My planning for my documentary began with brainstorming. Since we only had a few days to brainstorm before submitting our pre-documentary planning, I tried to think of subjects who I could ask to be in the project as soon as possible. I eventually decided on Diego and Javier, my uncle and my cousin, to be the subjects of my documentary,
I had planned to film the interviews that next week, so that weekend I planned out some questions that I'd like to ask them.
These questions often changed as I reworded or restructured the order of them, and even on the day of shooting, I altered the questions to get better answers from the interviewees based on what they had already said in response to other questions.
That next week, there was a hurricane which meant that I wasn't able to film the interviews on the preplanned date and I had to reschedule. I ended up filming the week after that on Thursday.
On the day of filming was when I realized that I wouldn't be able to get as much B-roll as I thought I was going to be able to get. This became a problem as once I started editing, there were long sections of the video with no b-roll and just a still camera shot.

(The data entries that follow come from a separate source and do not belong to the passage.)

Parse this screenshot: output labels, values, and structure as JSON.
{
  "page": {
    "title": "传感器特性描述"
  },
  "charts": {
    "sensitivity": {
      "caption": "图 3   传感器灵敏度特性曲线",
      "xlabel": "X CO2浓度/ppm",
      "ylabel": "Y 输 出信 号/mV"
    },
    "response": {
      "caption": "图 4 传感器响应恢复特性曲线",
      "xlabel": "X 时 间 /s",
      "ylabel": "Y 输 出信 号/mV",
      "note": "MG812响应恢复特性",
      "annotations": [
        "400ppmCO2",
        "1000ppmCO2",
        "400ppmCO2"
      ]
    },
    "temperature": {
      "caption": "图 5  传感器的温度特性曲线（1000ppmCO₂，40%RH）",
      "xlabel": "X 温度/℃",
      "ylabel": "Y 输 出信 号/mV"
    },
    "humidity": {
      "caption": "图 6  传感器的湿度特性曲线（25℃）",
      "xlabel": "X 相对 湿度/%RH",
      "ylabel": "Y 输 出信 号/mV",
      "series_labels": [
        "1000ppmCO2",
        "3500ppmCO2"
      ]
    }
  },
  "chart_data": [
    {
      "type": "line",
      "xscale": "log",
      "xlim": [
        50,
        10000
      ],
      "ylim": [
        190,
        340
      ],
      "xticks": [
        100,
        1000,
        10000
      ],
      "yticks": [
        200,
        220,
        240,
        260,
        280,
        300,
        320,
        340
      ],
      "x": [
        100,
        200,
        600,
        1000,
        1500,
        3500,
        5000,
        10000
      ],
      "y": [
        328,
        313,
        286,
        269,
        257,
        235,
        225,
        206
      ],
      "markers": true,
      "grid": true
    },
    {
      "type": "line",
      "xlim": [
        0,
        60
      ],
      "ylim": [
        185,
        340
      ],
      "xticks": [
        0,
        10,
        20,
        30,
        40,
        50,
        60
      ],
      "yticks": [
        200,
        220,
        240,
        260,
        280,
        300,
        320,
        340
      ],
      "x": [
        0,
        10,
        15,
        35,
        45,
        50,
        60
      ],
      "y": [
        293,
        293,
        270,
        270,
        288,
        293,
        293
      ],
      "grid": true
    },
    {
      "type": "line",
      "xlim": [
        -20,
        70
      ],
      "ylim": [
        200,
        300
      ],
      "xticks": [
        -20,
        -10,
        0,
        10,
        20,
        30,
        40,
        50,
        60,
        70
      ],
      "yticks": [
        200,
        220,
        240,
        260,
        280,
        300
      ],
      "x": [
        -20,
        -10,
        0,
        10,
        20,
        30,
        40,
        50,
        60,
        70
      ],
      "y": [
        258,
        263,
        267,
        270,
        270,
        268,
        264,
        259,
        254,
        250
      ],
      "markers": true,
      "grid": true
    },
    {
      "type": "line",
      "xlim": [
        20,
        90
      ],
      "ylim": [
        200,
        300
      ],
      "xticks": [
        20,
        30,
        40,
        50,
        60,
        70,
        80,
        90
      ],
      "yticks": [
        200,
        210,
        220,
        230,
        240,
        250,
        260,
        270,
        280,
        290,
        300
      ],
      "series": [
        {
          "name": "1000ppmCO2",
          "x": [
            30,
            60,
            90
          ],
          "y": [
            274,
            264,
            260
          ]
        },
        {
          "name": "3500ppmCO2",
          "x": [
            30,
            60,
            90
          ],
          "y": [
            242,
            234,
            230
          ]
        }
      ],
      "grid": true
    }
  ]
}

Despite that setback, in the interviews, I got lots of good answers from the interviewees and I felt like had a lot of material I could use from them. I felt like they both had similar yet different perspectives on almost every question so seeing the contrast while editing was interesting.
Speaking of editing, I spent the weekend after filming editing the video. Editing is something I really enjoy doing so I took my time with it, but looking back I see that I missed a lot of important elements that were needed to make my video an actual documentary.